In Google Sheets, can you trigger an add-on to be run via a button?

Question

I recently coded a Google Apps Script attached to a Google Sheet. The sheet is a form, and the script sends the form as a pdf attachment to my email, and then clears the data entered by the user so that it's ready to be used again. The script is run when a button on the sheet is clicked (the script is assigned to this button).

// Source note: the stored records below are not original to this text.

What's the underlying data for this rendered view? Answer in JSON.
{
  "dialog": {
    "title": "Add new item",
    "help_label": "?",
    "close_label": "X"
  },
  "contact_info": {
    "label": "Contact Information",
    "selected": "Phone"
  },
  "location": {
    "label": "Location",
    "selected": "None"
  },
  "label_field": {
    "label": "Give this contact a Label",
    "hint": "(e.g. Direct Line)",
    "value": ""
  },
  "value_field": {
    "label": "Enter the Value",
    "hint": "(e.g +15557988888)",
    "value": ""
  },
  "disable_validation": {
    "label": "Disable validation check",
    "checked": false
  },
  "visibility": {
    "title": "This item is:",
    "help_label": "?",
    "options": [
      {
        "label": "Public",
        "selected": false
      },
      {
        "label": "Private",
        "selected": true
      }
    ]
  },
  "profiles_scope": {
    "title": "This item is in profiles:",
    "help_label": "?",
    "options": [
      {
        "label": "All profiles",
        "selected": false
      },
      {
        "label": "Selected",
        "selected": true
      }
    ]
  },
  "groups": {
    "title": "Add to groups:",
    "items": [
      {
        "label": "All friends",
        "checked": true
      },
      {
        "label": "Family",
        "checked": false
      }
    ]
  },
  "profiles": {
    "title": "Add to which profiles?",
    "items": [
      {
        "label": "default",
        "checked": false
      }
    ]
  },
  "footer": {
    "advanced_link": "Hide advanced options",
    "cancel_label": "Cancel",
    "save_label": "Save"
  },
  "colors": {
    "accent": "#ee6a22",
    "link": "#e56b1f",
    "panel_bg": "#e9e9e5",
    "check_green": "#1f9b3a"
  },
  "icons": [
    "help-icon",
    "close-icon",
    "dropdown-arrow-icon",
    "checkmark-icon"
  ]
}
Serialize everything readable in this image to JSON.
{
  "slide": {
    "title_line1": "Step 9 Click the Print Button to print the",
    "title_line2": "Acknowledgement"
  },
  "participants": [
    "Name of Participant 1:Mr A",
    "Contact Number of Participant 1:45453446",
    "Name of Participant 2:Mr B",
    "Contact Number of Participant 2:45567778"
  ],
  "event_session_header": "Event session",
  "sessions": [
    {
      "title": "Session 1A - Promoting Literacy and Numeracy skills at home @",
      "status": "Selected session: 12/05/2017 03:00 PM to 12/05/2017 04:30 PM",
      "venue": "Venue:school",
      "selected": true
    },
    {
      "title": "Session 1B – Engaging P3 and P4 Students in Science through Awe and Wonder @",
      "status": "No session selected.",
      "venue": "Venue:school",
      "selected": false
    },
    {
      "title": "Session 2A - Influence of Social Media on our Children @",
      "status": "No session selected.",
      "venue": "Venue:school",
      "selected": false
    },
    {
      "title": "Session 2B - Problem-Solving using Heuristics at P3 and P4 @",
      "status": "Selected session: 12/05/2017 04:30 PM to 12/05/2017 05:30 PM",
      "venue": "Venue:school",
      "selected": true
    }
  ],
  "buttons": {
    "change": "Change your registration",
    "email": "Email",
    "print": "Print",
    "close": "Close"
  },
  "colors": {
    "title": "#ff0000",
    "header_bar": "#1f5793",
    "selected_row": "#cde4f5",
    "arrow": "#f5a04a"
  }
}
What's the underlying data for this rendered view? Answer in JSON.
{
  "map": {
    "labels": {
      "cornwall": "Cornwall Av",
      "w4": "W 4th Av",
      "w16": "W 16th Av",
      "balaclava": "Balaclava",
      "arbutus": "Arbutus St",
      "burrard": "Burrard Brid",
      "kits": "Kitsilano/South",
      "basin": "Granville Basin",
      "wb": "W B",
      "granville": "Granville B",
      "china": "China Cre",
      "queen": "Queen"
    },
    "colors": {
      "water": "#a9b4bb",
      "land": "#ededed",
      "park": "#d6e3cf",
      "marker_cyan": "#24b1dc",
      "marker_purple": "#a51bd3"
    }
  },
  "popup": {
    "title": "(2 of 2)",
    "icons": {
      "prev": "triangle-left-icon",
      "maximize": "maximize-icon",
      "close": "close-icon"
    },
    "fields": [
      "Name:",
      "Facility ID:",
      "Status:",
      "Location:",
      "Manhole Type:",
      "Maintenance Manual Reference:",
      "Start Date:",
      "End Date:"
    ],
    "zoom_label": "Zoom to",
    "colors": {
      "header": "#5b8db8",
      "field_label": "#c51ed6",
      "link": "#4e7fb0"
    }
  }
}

I want to share this sheet with my team members so that they can use it freely to submit the form whenever they need. However; I also don't want them to be able to freely edit the sheet and potentially break the functionality. I used the Protected Ranges ability that Google Sheets has to allow the user to only edit the cells required to complete the form. I then realized while testing that the user is still able to click into the Apps Script dropdown under extensions and directly edit the script attached to the spreadsheet. Unfortunately I have read that this is not really avoidable if the user has edit access to the sheet.

I was searching for workarounds and read that I could publish my script as an add-on, and then link the published add-on to the sheet. This way it would not be editable by the sheet user.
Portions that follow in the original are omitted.